The Keep on the Borderlands: 5e and Other Versions

Last Updated on November 16, 2023

“The realm of mankind is narrow and constricted. Always, the forces of Chaos press upon its borders”.

Here, at the ragged edge of civilization, stands the last bastion that remains between the human lands and the chaotic, monstrous wilderness: The Keep on the Borderlands.   

Published in 1979, module B2 Keep on the Borderlands was one of the very first adventures written for Dungeons & Dragons by the game’s co-creator Gary Gygax himself. 

Keep on the Borderlands 5th Edition

If you want to run Keep on the Borderlands using 5e, you have three options. 

If you go with either of the first two, however, you may have to prepare your players for the idea that the adventure may not be anything remotely near “balanced.”

  • Convert it yourself, which is totally doable if you’re comfortable rebalancing encounters on the fly and can improvise a monster stat block, spell effect, or magic item on short notice. 
  • If you want a real bare-bones conversion that keeps everything but the ruleset the same, there are a few like this one on DM’s Guild. Fair warning: I’ve not had a chance to read through any of them, so your mileage may vary. 
  • Lastly, if you want a curated, 5e-focused (admittedly expensive) adventure and campaign in the fabled Borderlands, check out Into the Borderlands by Goodman Games. It’s a weighty homage to the original module, reimagined and expanded — kind of like the relationship between Curse of Strahd and I6 Ravenloft

Where Can I Find Different Versions of The Keep on the Borderlands? 

If you’re interested in this module, the pdf and a print-on-demand copy of middling quality are both available from Drive Thru RPG and the DM’s Guild for around $5 and $15, respectively.

If you just want to get your hands on the broad strokes of the module or just feel like reading it for inspiration, this is your best bet. 

If you really like it, the sheer popularity and number of print runs this adventure had actually make it one of the cheapest to buy secondhand when other rarer adventures from the time period can go for serious money. 

You can also pick up a pdf copy of the Tom Moldvay edition of D&D Basic edition from the DM’s Guild if you want to get an idea of the (much simpler) rules that the system uses.

That being said, Keep on the Borderlands does provide a reasonable rules recap of Basic D&D itself — the legacy of a time when all rules weren’t readily available on the internet at a moment’s notice.

If you’re interested in giving old-school D&D a go (and, if you are, this is the module to start with) however, I would recommend checking out Old School Essentials Classic Fantasy by Necrotic Gnome, which is a reformatted and updated republishing of the Basic/Expert D&D rules in a much prettier package and has become the gold standard for the old-school dungeon-delving community in recent years.  
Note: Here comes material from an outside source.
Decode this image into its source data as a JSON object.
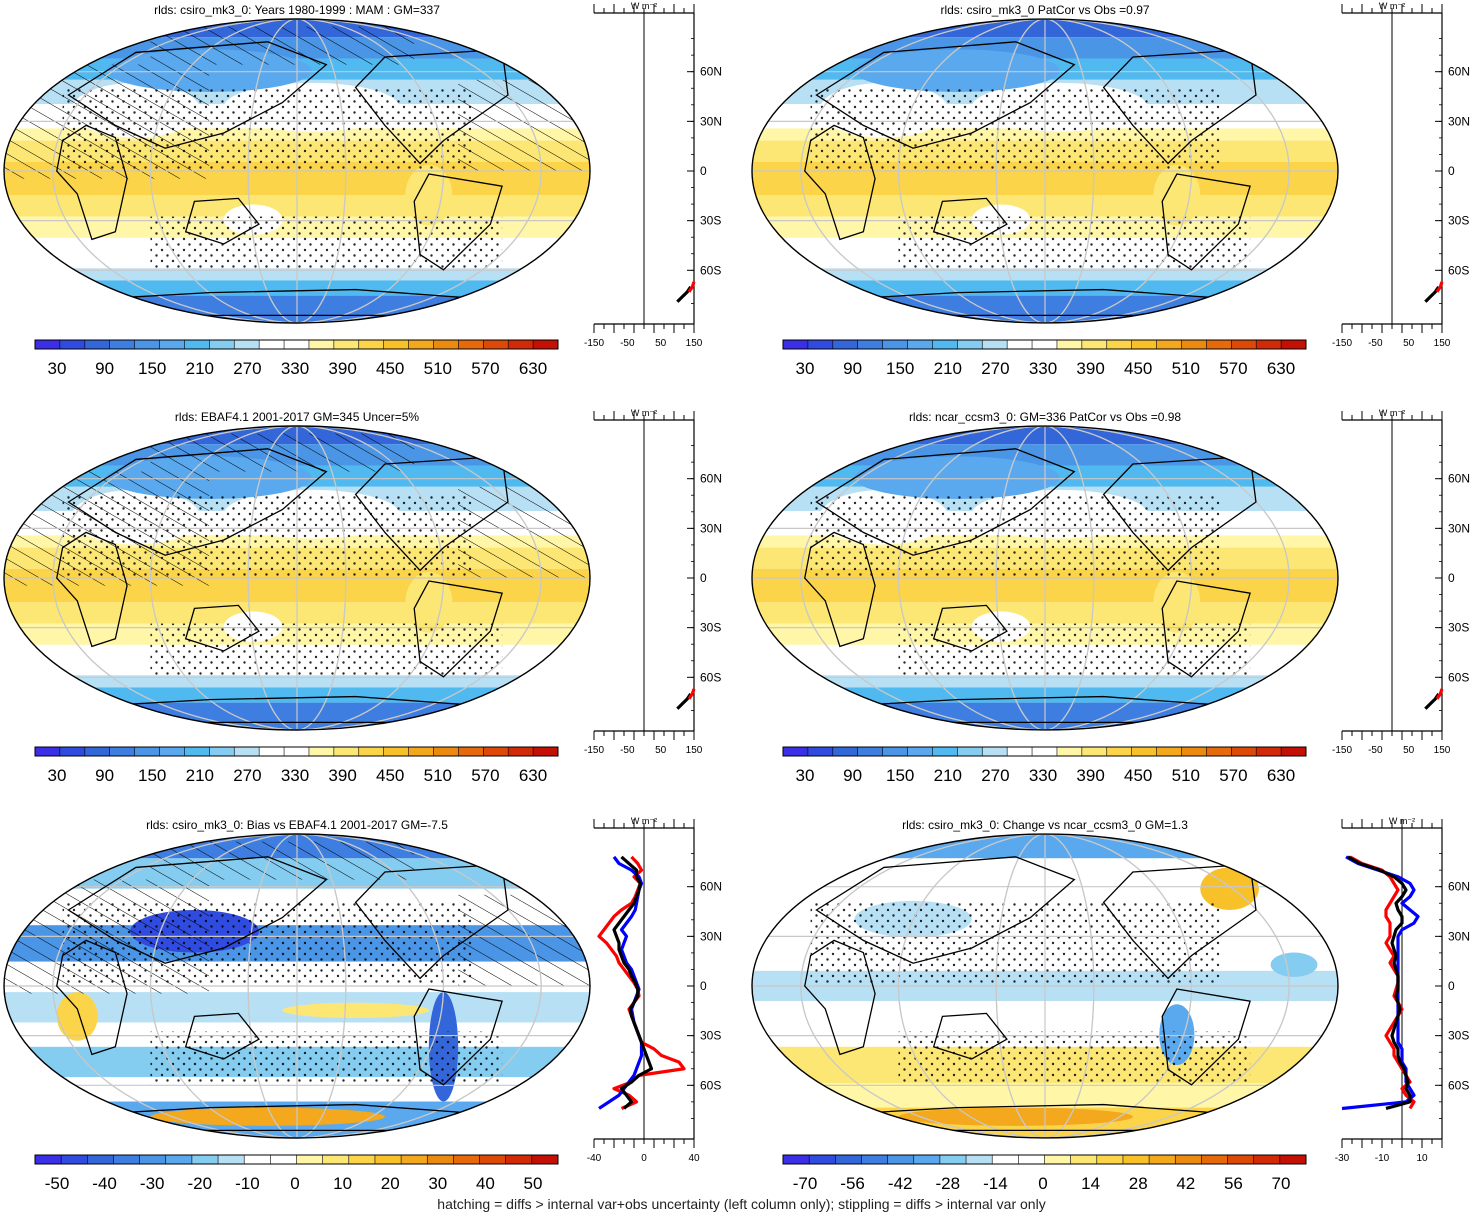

Notes for the Dungeon Master 

Not only was Keep on the Borderlands included in the D&D Basic boxed set from 1979–1982, making it many people’s first foray into the game, but the adventure has been revisited, remixed, and replayed so many times throughout subsequent editions of D&D that it can probably lay claim to the title of “most played D&D adventure ever.

At its core, Keep on the Borderlands is a “teaching adventure.”

It’s designed to get new players used to sandbox-adventuring, dungeon-delving, and the quintessentially old-school D&D experience of being ignominiously torn apart and devoured by goblins. 

Unlike 5e’s starter adventure Lost Mines of Phandelver, this module doesn’t present a series of encounters, a plot-evolving named NPCs, or even any real concrete details about a setting at all.

It’s a thoroughly agnostic piece of design that gives dungeon masters the freedom to make Keep on the Borderlands fit easily into their own homebrew campaign setting with ease and also challenges them to start making decisions about their own game world. 

However, Gygax doesn’t leave the task of preparing the borderlands for the arrival of adventurers entirely up to the DM.

The module also provides a lot of direct advice on how to run a campaign, much (not all) of which holds up more than 40 years later. The module itself claims that the keep presents “a microcosm, a world in miniature.” In many ways, I think, Keep on the Borderlands presents the whole of Dungeons & Dragons in miniature — at least, a certain style of D&D.